Une hausse de la température mondiale limitée à 2°C, comme le prévoit l’accord de Paris, entraînerait une diminution du manteau neigeux des Alpes de 30 % d’ici la fin du siècle. C’est la conclusion d’une étude publiée jeudi dans la revue The Cryosphere. Une catastrophe pour les stations situées en dessous de 2 500 mètres d’altitude.

    Jusqu’à présent, les scientifiques étaient incertains de l’impact de la hausse des températures sur les chutes de neige dans les Alpes, car la majorité des modèles climatiques y prévoient une légère hausse des précipitations hivernales.Cependant, du fait de la hausse des températures, ce serait les pluies qui deviendraient plus abondantes et pas les chutes de neige.
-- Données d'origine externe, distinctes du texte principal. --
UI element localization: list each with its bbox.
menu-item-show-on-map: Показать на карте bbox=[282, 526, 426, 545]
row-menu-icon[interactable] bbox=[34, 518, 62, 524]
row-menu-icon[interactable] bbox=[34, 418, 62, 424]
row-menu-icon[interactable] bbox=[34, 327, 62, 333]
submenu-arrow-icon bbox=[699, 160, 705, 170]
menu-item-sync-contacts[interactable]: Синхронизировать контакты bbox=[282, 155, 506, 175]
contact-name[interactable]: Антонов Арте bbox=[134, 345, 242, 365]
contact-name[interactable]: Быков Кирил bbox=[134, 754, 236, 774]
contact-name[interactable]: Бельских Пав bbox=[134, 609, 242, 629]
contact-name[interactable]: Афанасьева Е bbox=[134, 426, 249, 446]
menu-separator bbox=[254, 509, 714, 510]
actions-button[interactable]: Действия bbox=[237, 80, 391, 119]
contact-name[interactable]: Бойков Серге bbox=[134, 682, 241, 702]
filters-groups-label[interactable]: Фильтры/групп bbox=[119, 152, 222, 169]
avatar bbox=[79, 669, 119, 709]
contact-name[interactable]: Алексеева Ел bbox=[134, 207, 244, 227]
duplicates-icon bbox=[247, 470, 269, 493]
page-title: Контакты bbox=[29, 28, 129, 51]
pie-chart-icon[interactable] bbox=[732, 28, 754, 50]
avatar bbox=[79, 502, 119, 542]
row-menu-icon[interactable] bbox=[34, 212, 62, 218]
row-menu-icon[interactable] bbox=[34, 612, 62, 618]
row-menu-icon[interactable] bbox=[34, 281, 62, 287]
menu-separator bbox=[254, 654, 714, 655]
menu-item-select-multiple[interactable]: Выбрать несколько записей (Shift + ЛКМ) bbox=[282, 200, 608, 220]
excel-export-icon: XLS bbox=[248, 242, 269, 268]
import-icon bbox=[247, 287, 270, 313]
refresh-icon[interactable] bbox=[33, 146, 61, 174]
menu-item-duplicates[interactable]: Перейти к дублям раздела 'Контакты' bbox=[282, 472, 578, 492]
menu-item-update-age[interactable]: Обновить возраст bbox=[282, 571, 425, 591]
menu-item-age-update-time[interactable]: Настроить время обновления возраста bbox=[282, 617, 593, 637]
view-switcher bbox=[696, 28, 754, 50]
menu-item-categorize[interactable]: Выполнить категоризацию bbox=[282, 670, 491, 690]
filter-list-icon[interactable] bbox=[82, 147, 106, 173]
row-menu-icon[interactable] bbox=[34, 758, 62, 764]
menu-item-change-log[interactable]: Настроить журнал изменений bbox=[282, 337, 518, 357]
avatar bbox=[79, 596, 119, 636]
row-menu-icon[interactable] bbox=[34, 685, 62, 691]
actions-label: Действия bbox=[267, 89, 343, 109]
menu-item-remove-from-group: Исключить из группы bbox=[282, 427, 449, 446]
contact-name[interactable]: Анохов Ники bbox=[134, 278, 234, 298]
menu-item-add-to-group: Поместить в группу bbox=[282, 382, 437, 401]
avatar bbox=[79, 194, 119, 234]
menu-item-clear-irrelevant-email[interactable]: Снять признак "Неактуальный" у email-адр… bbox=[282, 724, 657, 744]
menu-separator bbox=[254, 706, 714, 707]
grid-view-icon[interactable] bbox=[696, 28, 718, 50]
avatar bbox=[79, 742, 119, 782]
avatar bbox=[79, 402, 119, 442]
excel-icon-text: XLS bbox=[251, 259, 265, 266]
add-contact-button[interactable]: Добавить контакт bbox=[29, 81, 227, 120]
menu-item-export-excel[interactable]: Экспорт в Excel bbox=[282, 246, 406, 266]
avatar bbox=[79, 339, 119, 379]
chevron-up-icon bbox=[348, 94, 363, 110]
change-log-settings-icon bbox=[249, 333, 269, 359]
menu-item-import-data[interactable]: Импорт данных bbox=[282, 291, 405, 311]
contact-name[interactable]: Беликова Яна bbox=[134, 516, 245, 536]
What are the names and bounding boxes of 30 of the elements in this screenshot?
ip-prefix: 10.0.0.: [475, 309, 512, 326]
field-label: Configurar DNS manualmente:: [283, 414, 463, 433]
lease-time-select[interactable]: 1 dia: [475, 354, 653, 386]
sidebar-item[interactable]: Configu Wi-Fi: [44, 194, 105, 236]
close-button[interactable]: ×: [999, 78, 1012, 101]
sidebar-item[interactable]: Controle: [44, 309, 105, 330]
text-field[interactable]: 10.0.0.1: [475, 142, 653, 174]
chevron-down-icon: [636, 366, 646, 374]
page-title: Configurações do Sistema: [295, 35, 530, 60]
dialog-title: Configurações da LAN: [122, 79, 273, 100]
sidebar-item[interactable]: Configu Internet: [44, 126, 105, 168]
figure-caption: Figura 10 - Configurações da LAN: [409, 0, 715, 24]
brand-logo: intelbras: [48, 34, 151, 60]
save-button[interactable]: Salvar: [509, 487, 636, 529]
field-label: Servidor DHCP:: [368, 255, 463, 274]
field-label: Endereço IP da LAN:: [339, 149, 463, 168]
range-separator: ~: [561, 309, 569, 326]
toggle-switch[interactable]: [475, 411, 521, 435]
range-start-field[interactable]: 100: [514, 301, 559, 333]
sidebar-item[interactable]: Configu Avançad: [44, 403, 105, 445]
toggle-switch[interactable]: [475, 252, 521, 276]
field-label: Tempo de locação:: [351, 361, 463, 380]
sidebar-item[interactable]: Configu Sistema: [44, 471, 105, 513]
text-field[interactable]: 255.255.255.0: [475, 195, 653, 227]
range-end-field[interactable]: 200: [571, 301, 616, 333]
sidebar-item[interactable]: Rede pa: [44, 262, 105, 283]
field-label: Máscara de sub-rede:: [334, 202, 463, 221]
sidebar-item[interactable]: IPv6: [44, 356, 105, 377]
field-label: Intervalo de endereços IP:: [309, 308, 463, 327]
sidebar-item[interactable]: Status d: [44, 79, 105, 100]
    Le manteau neigeux recouvrant les Alpes chaque hiver diminuerait ainsi de 30 % d’ici la fin du siècle même si la hausse de la température mondiale est limitée à 2°C, comme le prévoit l’accord de Paris sur le climat. Le manteau de neige alpin va diminuer « mais les futures émissions (de gaz à effet de serre) détermineront de combien, » explique Christophe Marty, l’un des auteurs de l’étude publiée dans la revue The Cryosphere.

    Scénario catastrophe

    Dans le cas où les émissions de gaz à effet de serre ne diminueraient pas, l’épaisseur et l’étendue de ce manteau pourraient se réduire jusqu’à 70 %, avertissent les chercheurs de l’Institut pour l’étude de la neige et des avalanches et de l’École polytechnique fédérale de Suisse. Si ce scénario catastrophe se réalisait, seules les stations de ski au-dessus de 2 500 mètres auraient une vraie saison de glisse. Dans les zones situées en dessous de 1 200 mètres, les projections prévoient même qu’il n’y aurait plus de neige en continu sur le sol en hiver.

    « De nombreux villages alpins dépendant fortement du tourisme hivernal, l’économie et les populations de ces régions vont souffrir », écrit Sebastian Schlögl, l’un des auteurs de l’étude. En effet, un quart des stations de ski des Alpes sont entièrement situées en dessous de cette limite, selon le site skiresort.info. Au-delà du tourisme, « des pluies plus importantes en hiver, un manteau neigeux moins important et la disparition des glaciers alpins vont fortement modifier le débit des rivières alpines et leur variation ».